Holding the skull in this position and the morphology of the olfactory region, different from that of an herbivorous aetosaur (D. spurensis), would support the proposal of animalivorous habits for this aetosaur. These animalivorous habits for N. engaeus were previously proposed by Desojo & Vizcaíno (2009) based on its jaw biomechanics and dental morphology. The conical teeth of Neoaetosauroides engaeus do no exhibit wear facets, differing from the leaf-shaped, serrated teeth with wear facets of several aetosaurs that were better adapted for crushing, chopping, and slicing and evidenced some degree of food processing capacities. The jaw biomechanics of N. engaeus allowed inferring bite movements faster than those of herbivorous aetosaurs (Desojo & Vizcaíno, 2009). These fast bite movements suggested for N. engaeus could allow catching prey such as invertebrates and microvertebrates, a condition consistent with the neuroanatomical features discussed above. Therefore, N. would occupy a different role within Triassic continental communities, representing animalivorous habits probably alongside with other aetosaurs such as Longosuchus meadei, Aetosaurus ferratus, Aetosauroides scagliai and Paratypothorax sp. based on their cranial morphology (Desojo & Báez, 2005; Desojo & Báez, 2007). This differs from the traditional herbivorous condition proposed for aetosaurs, which is generally based on the northern hemisphere taxa, such as D. spurensis and Stagonolepis robertsoni (Walker, 1961; Small, 2002; Desojo et al., 2013).

Conclusion

Here we carried out the first description of a natural endocast of an aetosaur, N. engaeus, and also developed the first digital endocast which complemented the former including delicate structures such as the inner ear and the middle ear sinus. The anatomy of the endocast of N. engaeus exhibited remarkable differences (e.g., location of CNs VII, VIII, XII) when compared with the neuroanatomical features previously known for aetosaurs, based only in D. spurensis (Case, 1921; Hopson, 1979; Stocker et al., 2016). The new neuroanatomical information provided by this contribution allowed us to make an incursion about the paleobiology of N. engaeus supporting this taxon as an animalivorous aetosaur, which differs from the traditional interpretation of aetosaurs as exclusively herbivorous pseudosuchians.

These results contribute to the knowledge of aetosaurs and their paleoneurology, a topic poorly studied among pseudosuchians but crucial for the understanding of archosaur paleobiology and evolution.

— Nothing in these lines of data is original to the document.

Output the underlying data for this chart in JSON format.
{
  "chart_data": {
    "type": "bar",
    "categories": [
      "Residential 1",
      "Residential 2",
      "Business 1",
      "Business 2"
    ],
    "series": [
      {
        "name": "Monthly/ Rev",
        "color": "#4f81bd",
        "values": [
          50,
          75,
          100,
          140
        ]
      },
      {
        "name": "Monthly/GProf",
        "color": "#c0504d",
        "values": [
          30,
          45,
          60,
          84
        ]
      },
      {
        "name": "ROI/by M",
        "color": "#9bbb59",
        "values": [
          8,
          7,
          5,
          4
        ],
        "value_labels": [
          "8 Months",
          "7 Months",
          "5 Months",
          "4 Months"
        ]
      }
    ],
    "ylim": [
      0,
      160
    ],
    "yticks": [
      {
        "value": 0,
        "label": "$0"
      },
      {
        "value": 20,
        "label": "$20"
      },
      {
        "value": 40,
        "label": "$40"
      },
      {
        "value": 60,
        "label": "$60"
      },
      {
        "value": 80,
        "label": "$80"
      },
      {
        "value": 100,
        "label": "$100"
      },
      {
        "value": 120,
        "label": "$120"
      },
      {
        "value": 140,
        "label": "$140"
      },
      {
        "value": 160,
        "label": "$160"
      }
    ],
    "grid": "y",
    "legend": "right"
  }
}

Institutional Abbreviations

MACN-HE

Museo Argentino de Ciencias Naturales “Bernardino Rivadavia”, Colección Herpetología, Buenos Aires, Argentina

OUVC

Ohio University, Vertebrates Collection, Ohio, USA

PULR

Museo de Paleontología, Universidad Nacional de La Rioja, La Rioja, Argentina

PVL

Instituto Miguel Lillo, Paleontología de Vertebrados, Tucumán, Argentina

UMMP

University of Michigan Museum of Paleontology, Ann Arbor, Michigan, USA

Supplemental Information

3D pdf of the skull of Neoaetosauroides engaeus based on the specimens PVL 4363 and PVL 5698

Fossil skull in brown, encephalon in blue, inner ear in orange, cranial nerves in yellow, and middle ear sinus system in green.

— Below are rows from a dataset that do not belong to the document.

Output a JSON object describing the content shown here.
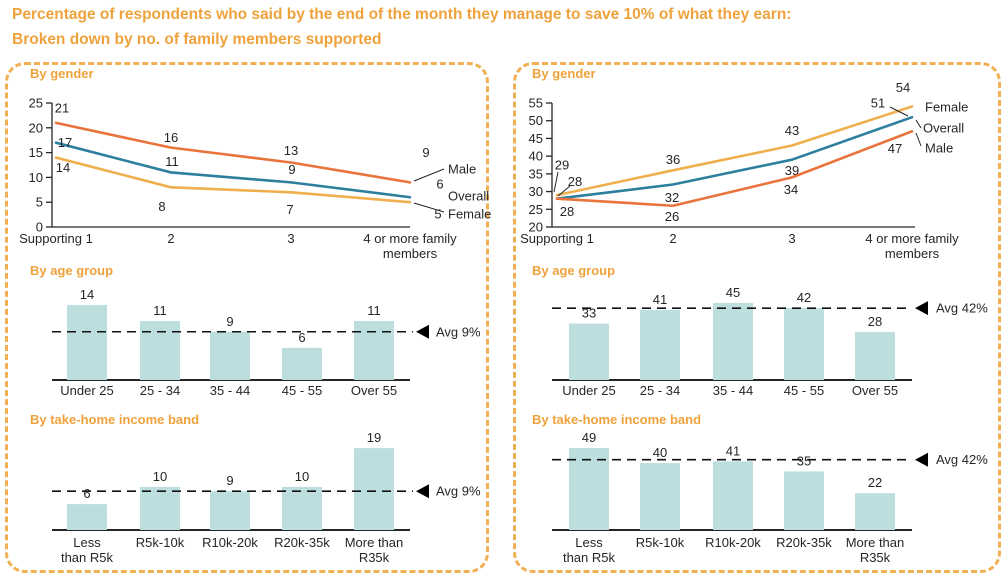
{
  "title": {
    "line1": "Percentage of respondents who said by the end of the month they manage to save 10% of what they earn:",
    "line2": "Broken down by no. of family members supported"
  },
  "colors": {
    "accent_orange": "#EFA23C",
    "panel_border": "#F2B055",
    "male": "#E8743C",
    "overall": "#2E7F9E",
    "female": "#EFAF4D",
    "bar_fill": "#BCDEDE",
    "text_dark": "#262626",
    "avg_line": "#111111"
  },
  "chart_data": [
    {
      "id": "gender-line-left",
      "section_heading": "By gender",
      "type": "line",
      "categories": [
        "Supporting 1",
        "2",
        "3",
        "4 or more family\nmembers"
      ],
      "series": [
        {
          "name": "Male",
          "color_key": "male",
          "values": [
            21,
            16,
            13,
            9
          ]
        },
        {
          "name": "Overall",
          "color_key": "overall",
          "values": [
            17,
            11,
            9,
            6
          ]
        },
        {
          "name": "Female",
          "color_key": "female",
          "values": [
            14,
            8,
            7,
            5
          ]
        }
      ],
      "ylim": [
        0,
        25
      ],
      "yticks": [
        0,
        5,
        10,
        15,
        20,
        25
      ],
      "legend_position": "right-of-line-ends"
    },
    {
      "id": "age-bar-left",
      "section_heading": "By age group",
      "type": "bar",
      "categories": [
        "Under 25",
        "25 - 34",
        "35 - 44",
        "45 - 55",
        "Over 55"
      ],
      "values": [
        14,
        11,
        9,
        6,
        11
      ],
      "average_value": 9,
      "average_label": "Avg 9%"
    },
    {
      "id": "income-bar-left",
      "section_heading": "By take-home income band",
      "type": "bar",
      "categories": [
        "Less\nthan R5k",
        "R5k-10k",
        "R10k-20k",
        "R20k-35k",
        "More than\nR35k"
      ],
      "values": [
        6,
        10,
        9,
        10,
        19
      ],
      "average_value": 9,
      "average_label": "Avg 9%"
    },
    {
      "id": "gender-line-right",
      "section_heading": "By gender",
      "type": "line",
      "categories": [
        "Supporting 1",
        "2",
        "3",
        "4 or more family\nmembers"
      ],
      "series": [
        {
          "name": "Female",
          "color_key": "female",
          "values": [
            29,
            36,
            43,
            54
          ]
        },
        {
          "name": "Overall",
          "color_key": "overall",
          "values": [
            28,
            32,
            39,
            51
          ]
        },
        {
          "name": "Male",
          "color_key": "male",
          "values": [
            28,
            26,
            34,
            47
          ]
        }
      ],
      "ylim": [
        20,
        55
      ],
      "yticks": [
        20,
        25,
        30,
        35,
        40,
        45,
        50,
        55
      ],
      "legend_position": "right-of-line-ends"
    },
    {
      "id": "age-bar-right",
      "section_heading": "By age group",
      "type": "bar",
      "categories": [
        "Under 25",
        "25 - 34",
        "35 - 44",
        "45 - 55",
        "Over 55"
      ],
      "values": [
        33,
        41,
        45,
        42,
        28
      ],
      "average_value": 42,
      "average_label": "Avg 42%"
    },
    {
      "id": "income-bar-right",
      "section_heading": "By take-home income band",
      "type": "bar",
      "categories": [
        "Less\nthan R5k",
        "R5k-10k",
        "R10k-20k",
        "R20k-35k",
        "More than\nR35k"
      ],
      "values": [
        49,
        40,
        41,
        35,
        22
      ],
      "average_value": 42,
      "average_label": "Avg 42%"
    }
  ]
}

DOI: 10.7717/peerj.5456/supp-1

‘Alert’ or ‘neutral’ orientation of the skull of Neoaetosauroides engaeus based on the digital reconstruction of PVL 5698 and PVL 4363 skulls overlapped

Black line and dotted line, horizontal plane; green line, main axis of the lateral semicircular canal; yellow line, snout orientation. The angles between the ventral surface of the braincase and palate with the lateral semicircular canal and that with the snout inclination and are indicated.